An Inside Look at College Admissions

By Barbara Adams, February 2, 2021
Jeff Selingo ’95 provides an in-depth analysis of the admissions process and advice to college applicants.

As an Ithaca College journalism undergrad, Jeff Selingo ’95 interned at U.S. News & World Report. When his former mentor there died in 2007, he inherited a box of the magazine’s famous college rankings. Studying them, he was astonished at the higher acceptance rates at "elite" schools in previous decades.

“Now top colleges are even harder to get into and they’re inundated with applications,” Selingo says. “I wanted to look at the phenomenon of college admissions, which has changed in the last generation. It’s a $10 billion industry — in giving a window into it, I needed the perspective of many different players.”

"Who Gets In and Why: A Year Inside College Admissions," named one of 100 notable books of 2020 by The New York Times, is his third book on higher education in the U.S. In it Selingo, a former Chronicle of Higher Education editor, explores the black box of the admissions process — how students are selected, waitlisted, or denied.

professional headshot of Jeff Selingo

Jeff Selingo '95

For nearly two years, Selingo was embedded in admissions offices at three institutions: Emory, a major private university in Atlanta; Dickinson, a small liberal arts college in Pennsylvania; and the public flagship University of Washington, in Seattle. What he discovered was a complicated, imprecise, fluctuating system. His clearly written, statistically rich analysis includes the perspective of several representative student applicants. It also considers the historical and current effects of the high school counseling process, early decision, legacies and athletes, and most recently, test-optional applications.

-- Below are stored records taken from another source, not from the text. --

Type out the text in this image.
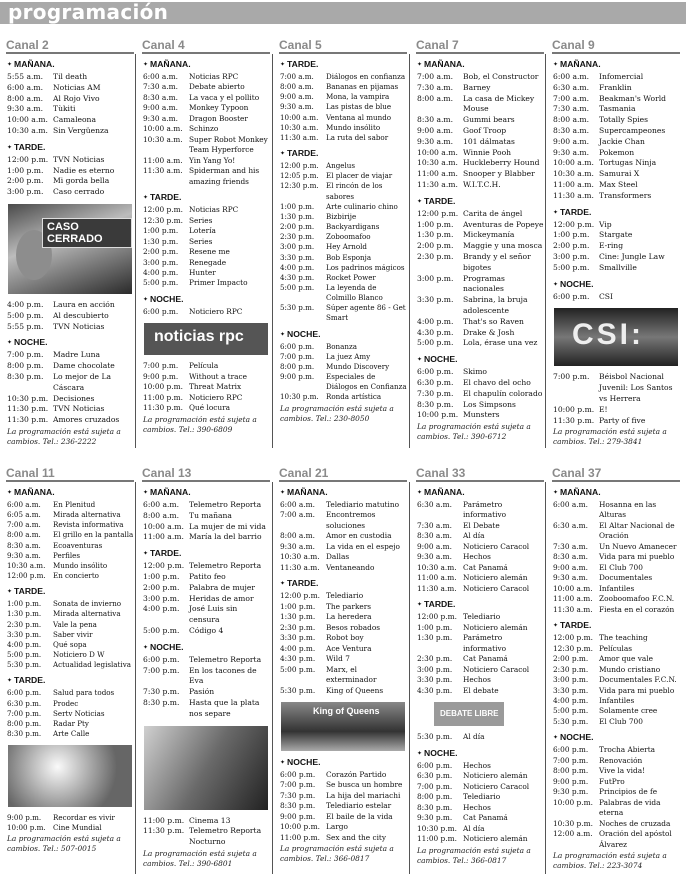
programación
Canal 2
✦ MAÑANA.
5:55 a.m.	Til death
6:00 a.m.	Noticias AM
8:00 a.m.	Al Rojo Vivo
9:30 a.m.	Tùkiti
10:00 a.m. Camaleona
10:30 a.m. Sin Vergüenza
✦ TARDE.
12:00 p.m. TVN Noticias
1:00 p.m.	Nadie es eterno
2:00 p.m.	Mi gorda bella
3:00 p.m.	Caso cerrado
CASO CERRADO
4:00 p.m.	Laura en acción
5:00 p.m.	Al descubierto
5:55 p.m.	TVN Noticias
✦ NOCHE.
7:00 p.m.	Madre Luna
8:00 p.m.	Dame chocolate
8:30 p.m.	Lo mejor de La Cáscara
10:30 p.m. Decisiones
11:30 p.m. TVN Noticias
11:30 p.m. Amores cruzados
La programación está sujeta a cambios. Tel.: 236-2222
Canal 4
✦ MAÑANA.
6:00 a.m.	Noticias RPC
7:30 a.m.	Debate abierto
8:30 a.m.	La vaca y el pollito
9:00 a.m.	Monkey Typoon
9:30 a.m.	Dragon Booster
10:00 a.m. Schinzo
10:30 a.m. Super Robot Monkey Team Hyperforce
11:00 a.m. Yin Yang Yo!
11:30 a.m. Spiderman and his amazing friends
✦ TARDE.
12:00 p.m. Noticias RPC
12:30 p.m. Series
1:00 p.m.	Lotería
1:30 p.m.	Series
2:00 p.m.	Resene me
3:00 p.m.	Renegade
4:00 p.m.	Hunter
5:00 p.m.	Primer Impacto
✦ NOCHE.
6:00 p.m.	Noticiero RPC
noticias rpc
7:00 p.m.	Película
9:00 p.m.	Without a trace
10:00 p.m. Threat Matrix
11:00 p.m. Noticiero RPC
11:30 p.m. Qué locura
La programación está sujeta a cambios. Tel.: 390-6809
Canal 5
✦ TARDE.
7:00 a.m.	Diálogos en confianza
8:00 a.m.	Bananas en pijamas
9:00 a.m.	Mona, la vampira
9:30 a.m.	Las pistas de blue
10:00 a.m.	Ventana al mundo
10:30 a.m.	Mundo insólito
11:30 a.m.	La ruta del sabor
✦ TARDE.
12:00 p.m.	Angelus
12:05 p.m.	El placer de viajar
12:30 p.m.	El rincón de los sabores
1:00 p.m.	Arte culinario chino
1:30 p.m.	Bizbirije
2:00 p.m.	Backyardigans
2:30 p.m.	Zoboomafoo
3:00 p.m.	Hey Arnold
3:30 p.m.	Bob Esponja
4:00 p.m.	Los padrinos mágicos
4:30 p.m.	Rocket Power
5:00 p.m.	La leyenda de Colmillo Blanco
5:30 p.m.	Súper agente 86 - Get Smart
✦ NOCHE.
6:00 p.m.	Bonanza
7:00 p.m.	La juez Amy
8:00 p.m.	Mundo Discovery
9:00 p.m.	Especiales de Diálogos en Confianza
10:30 p.m.	Ronda artística
La programación está sujeta a cambios. Tel.: 230-8050
Canal 7
✦ MAÑANA.
7:00 a.m.	Bob, el Constructor
7:30 a.m.	Barney
8:00 a.m.	La casa de Mickey Mouse
8:30 a.m.	Gummi bears
9:00 a.m.	Goof Troop
9:30 a.m.	101 dálmatas
10:00 a.m. Winnie Pooh
10:30 a.m. Huckleberry Hound
11:00 a.m. Snooper y Blabber
11:30 a.m. W.I.T.C.H.
✦ TARDE.
12:00 p.m. Carita de ángel
1:00 p.m.	Aventuras de Popeye
1:30 p.m.	Mickeymanía
2:00 p.m.	Maggie y una mosca
2:30 p.m.	Brandy y el señor bigotes
3:00 p.m.	Programas nacionales
3:30 p.m.	Sabrina, la bruja adolescente
4:00 p.m.	That's so Raven
4:30 p.m.	Drake & Josh
5:00 p.m.	Lola, érase una vez
✦ NOCHE.
6:00 p.m.	Skimo
6:30 p.m.	El chavo del ocho
7:30 p.m.	El chapulín colorado
8:30 p.m.	Los Simpsons
10:00 p.m. Munsters
La programación está sujeta a cambios. Tel.: 390-6712
Canal 9
✦ MAÑANA.
6:00 a.m.	Infomercial
6:30 a.m.	Franklin
7:00 a.m.	Beakman's World
7:30 a.m.	Tasmania
8:00 a.m.	Totally Spies
8:30 a.m.	Supercampeones
9:00 a.m.	Jackie Chan
9:30 a.m.	Pokemon
10:00 a.m. Tortugas Ninja
10:30 a.m. Samurai X
11:00 a.m. Max Steel
11:30 a.m. Transformers
✦ TARDE.
12:00 p.m. Vip
1:00 p.m.	Stargate
2:00 p.m.	E-ring
3:00 p.m.	Cine: Jungle Law
5:00 p.m.	Smallville
✦ NOCHE.
6:00 p.m.	CSI
CSI:
7:00 p.m.	Béisbol Nacional Juvenil: Los Santos vs Herrera
10:00 p.m. E!
11:30 p.m. Party of five
La programación está sujeta a cambios. Tel.: 279-3841
Canal 11
✦ MAÑANA.
6:00 a.m.	En Plenitud
6:05 a.m.	Mirada alternativa
7:00 a.m.	Revista informativa
8:00 a.m.	El grillo en la pantalla
8:30 a.m.	Ecoaventuras
9:30 a.m.	Perfiles
10:30 a.m.	Mundo insólito
12:00 p.m.	En concierto
✦ TARDE.
1:00 p.m.	Sonata de invierno
1:30 p.m.	Mirada alternativa
2:30 p.m.	Vale la pena
3:30 p.m.	Saber vivir
4:00 p.m.	Qué sopa
5:00 p.m.	Noticiero D W
5:30 p.m.	Actualidad legislativa
✦ TARDE.
6:00 p.m.	Salud para todos
6:30 p.m.	Prodec
7:00 p.m.	Sertv Noticias
8:00 p.m.	Radar Pty
8:30 p.m.	Arte Calle
9:00 p.m.	Recordar es vivir
10:00 p.m.	Cine Mundial
La programación está sujeta a cambios. Tel.: 507-0015
Canal 13
✦ MAÑANA.
6:00 a.m.	Telemetro Reporta
8:00 a.m.	Tu mañana
10:00 a.m. La mujer de mi vida
11:00 a.m. María la del barrio
✦ TARDE.
12:00 p.m. Telemetro Reporta
1:00 p.m.	Patito feo
2:00 p.m.	Palabra de mujer
3:00 p.m.	Heridas de amor
4:00 p.m.	José Luis sin censura
5:00 p.m.	Código 4
✦ NOCHE.
6:00 p.m.	Telemetro Reporta
7:00 p.m.	En los tacones de Eva
7:30 p.m.	Pasión
8:30 p.m.	Hasta que la plata nos separe
11:00 p.m. Cinema 13
11:30 p.m. Telemetro Reporta Nocturno
La programación está sujeta a cambios. Tel.: 390-6801
Canal 21
✦ MAÑANA.
6:00 a.m.	Telediario matutino
7:00 a.m.	Encontremos soluciones
8:00 a.m.	Amor en custodia
9:30 a.m.	La vida en el espejo
10:30 a.m. Dallas
11:30 a.m. Ventaneando
✦ TARDE.
12:00 p.m. Telediario
1:00 p.m.	The parkers
1:30 p.m.	La heredera
2:30 p.m.	Besos robados
3:30 p.m.	Robot boy
4:00 p.m.	Ace Ventura
4:30 p.m.	Wild 7
5:00 p.m.	Marx, el exterminador
5:30 p.m.	King of Queens
King of Queens
✦ NOCHE.
6:00 p.m.	Corazón Partido
7:00 p.m.	Se busca un hombre
7:30 p.m.	La hija del mariachi
8:30 p.m.	Telediario estelar
9:00 p.m.	El baile de la vida
10:00 p.m. Largo
11:00 p.m. Sex and the city
La programación está sujeta a cambios. Tel.: 366-0817
Canal 33
✦ MAÑANA.
6:30 a.m.	Parámetro informativo
7:30 a.m.	El Debate
8:30 a.m.	Al día
9:00 a.m.	Noticiero Caracol
9:30 a.m.	Hechos
10:30 a.m. Cat Panamá
11:00 a.m. Noticiero alemán
11:30 a.m. Noticiero Caracol
✦ TARDE.
12:00 p.m. Telediario
1:00 p.m.	Noticiero alemán
1:30 p.m.	Parámetro informativo
2:30 p.m.	Cat Panamá
3:00 p.m.	Noticiero Caracol
3:30 p.m.	Hechos
4:30 p.m.	El debate
DEBATE LIBRE
5:30 p.m.	Al día
✦ NOCHE.
6:00 p.m.	Hechos
6:30 p.m.	Noticiero alemán
7:00 p.m.	Noticiero Caracol
8:00 p.m.	Telediario
8:30 p.m.	Hechos
9:30 p.m.	Cat Panamá
10:30 p.m. Al día
11:00 p.m. Noticiero alemán
La programación está sujeta a cambios. Tel.: 366-0817
Canal 37
✦ MAÑANA.
6:00 a.m.	Hosanna en las Alturas
6:30 a.m.	El Altar Nacional de Oración
7:30 a.m.	Un Nuevo Amanecer
8:30 a.m.	Vida para mi pueblo
9:00 a.m.	El Club 700
9:30 a.m.	Documentales
10:00 a.m. Infantiles
11:00 a.m. Zooboomafoo F.C.N.
11:30 a.m. Fiesta en el corazón
✦ TARDE.
12:00 p.m. The teaching
12:30 p.m. Películas
2:00 p.m.	Amor que vale
2:30 p.m.	Mundo cristiano
3:00 p.m.	Documentales F.C.N.
3:30 p.m.	Vida para mi pueblo
4:00 p.m.	Infantiles
5:00 p.m.	Solamente cree
5:30 p.m.	El Club 700
✦ NOCHE.
6:00 p.m.	Trocha Abierta
7:00 p.m.	Renovación
8:00 p.m.	Vive la vida!
9:00 p.m.	FutPro
9:30 p.m.	Principios de fe
10:00 p.m. Palabras de vida eterna
10:30 p.m. Noches de cruzada
12:00 a.m. Oración del apóstol Álvarez
La programación está sujeta a cambios. Tel.: 223-3074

To explain the admissions context, Selingo defines institutions as either “buyers” or “sellers.” “Sellers” offer a brand name and exclusivity; they don’t have to discount tuition to fill a class and can provide primarily need-based financial aid. But only about 50 institutions enjoy such lofty reputations: The majority of U.S. colleges and universities are “buyers,” wooing students to enroll via tuition discounts and “merit” (rather than need-based) awards.

Students seeking to advance in life as far and fast as possible focus on the select institutions, where chances of admission are notoriously slim.

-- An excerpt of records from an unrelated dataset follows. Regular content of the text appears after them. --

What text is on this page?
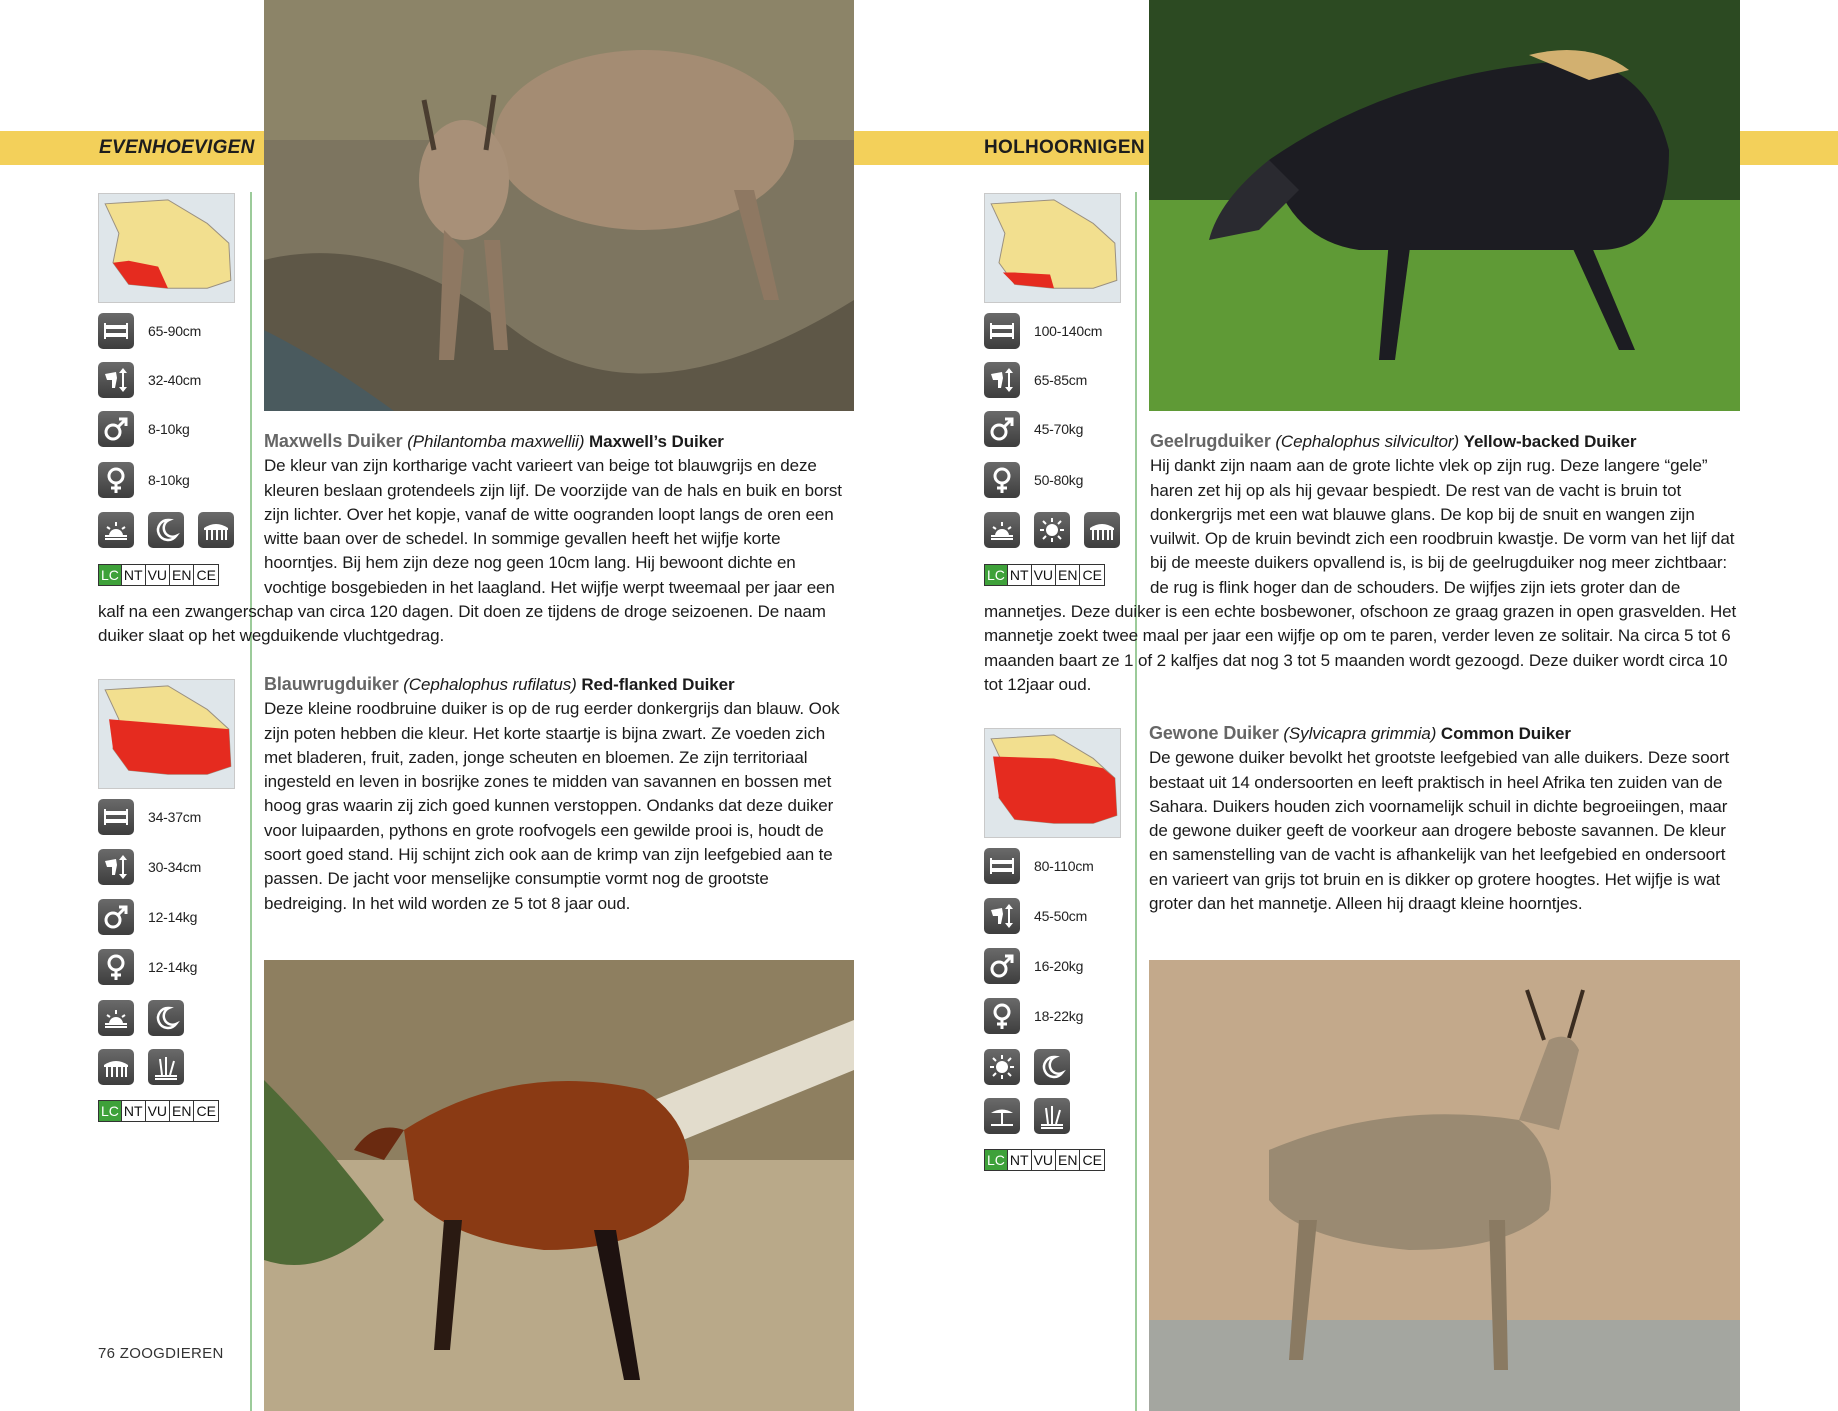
EVENHOEVIGEN	HOLHOORNIGEN
65-90cm
32-40cm
8-10kg
8-10kg
LC NT VU EN CE
34-37cm
30-34cm
12-14kg
12-14kg
LC NT VU EN CE
100-140cm
65-85cm
45-70kg
50-80kg
LC NT VU EN CE
80-110cm
45-50cm
16-20kg
18-22kg
LC NT VU EN CE
Maxwells Duiker (Philantomba maxwellii) Maxwell’s Duiker
De kleur van zijn kortharige vacht varieert van beige tot blauwgrijs en deze kleuren beslaan grotendeels zijn lijf. De voorzijde van de hals en buik en borst zijn lichter. Over het kopje, vanaf de witte oogranden loopt langs de oren een witte baan over de schedel. In sommige gevallen heeft het wijfje korte hoorntjes. Bij hem zijn deze nog geen 10cm lang. Hij bewoont dichte en vochtige bosgebieden in het laagland. Het wijfje werpt tweemaal per jaar een kalf na een zwangerschap van circa 120 dagen. Dit doen ze tijdens de droge seizoenen. De naam duiker slaat op het wegduikende vluchtgedrag.
Blauwrugduiker (Cephalophus rufilatus) Red-flanked Duiker
Deze kleine roodbruine duiker is op de rug eerder donkergrijs dan blauw. Ook zijn poten hebben die kleur. Het korte staartje is bijna zwart. Ze voeden zich met bladeren, fruit, zaden, jonge scheuten en bloemen. Ze zijn territoriaal ingesteld en leven in bosrijke zones te midden van savannen en bossen met hoog gras waarin zij zich goed kunnen verstoppen. Ondanks dat deze duiker voor luipaarden, pythons en grote roofvogels een gewilde prooi is, houdt de soort goed stand. Hij schijnt zich ook aan de krimp van zijn leefgebied aan te passen. De jacht voor menselijke consumptie vormt nog de grootste bedreiging. In het wild worden ze 5 tot 8 jaar oud.
Geelrugduiker (Cephalophus silvicultor) Yellow-backed Duiker
Hij dankt zijn naam aan de grote lichte vlek op zijn rug. Deze langere “gele” haren zet hij op als hij gevaar bespiedt. De rest van de vacht is bruin tot donkergrijs met een wat blauwe glans. De kop bij de snuit en wangen zijn vuilwit. Op de kruin bevindt zich een roodbruin kwastje. De vorm van het lijf dat bij de meeste duikers opvallend is, is bij de geelrugduiker nog meer zichtbaar: de rug is flink hoger dan de schouders. De wijfjes zijn iets groter dan de mannetjes. Deze duiker is een echte bosbewoner, ofschoon ze graag grazen in open grasvelden. Het mannetje zoekt twee maal per jaar een wijfje op om te paren, verder leven ze solitair. Na circa 5 tot 6 maanden baart ze 1 of 2 kalfjes dat nog 3 tot 5 maanden wordt gezoogd. Deze duiker wordt circa 10 tot 12jaar oud.
Gewone Duiker (Sylvicapra grimmia) Common Duiker
De gewone duiker bevolkt het grootste leefgebied van alle duikers. Deze soort bestaat uit 14 ondersoorten en leeft praktisch in heel Afrika ten zuiden van de Sahara. Duikers houden zich voornamelijk schuil in dichte begroeiingen, maar de gewone duiker geeft de voorkeur aan drogere beboste savannen. De kleur en samenstelling van de vacht is afhankelijk van het leefgebied en ondersoort en varieert van grijs tot bruin en is dikker op grotere hoogtes. Het wijfje is wat groter dan het mannetje. Alleen hij draagt kleine hoorntjes.
76 ZOOGDIEREN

“I was surprised to learn just how enamored they are with brand names, as if being admitted is a badge of honor, a game to be won,” Selingo says.

He describes just how competitive these institutions are and how mysterious is the weighting of their varied criteria  —  test scores, extracurriculars, geographic region, AP courses, among many others. At the end of the day, colleges gamble on students they believe are right for them at a particular moment, inevitably denying admission to superbly qualified students.

“Success in college is about how you go, not just where you go.”

Jeff Selingo ’95, author

But excellent educations can be had at many “buyer” institutions, which applicants too often overlook in their emphasis on prestige. Selingo cites his own education at Ithaca College (where he is a member of the Board of Trustees) as an example. He would like parents to understand that at these places, students are most likely to get financial aid based on merit as well as need.

If students look past the mystique of “prestige,” they can increase their chances of admission and support and find “the right fit.” High school grades and course rigor are finally more important than SAT scores, Selingo says. And ultimately, he advises, “Success in college is about how you go, not just where you go.”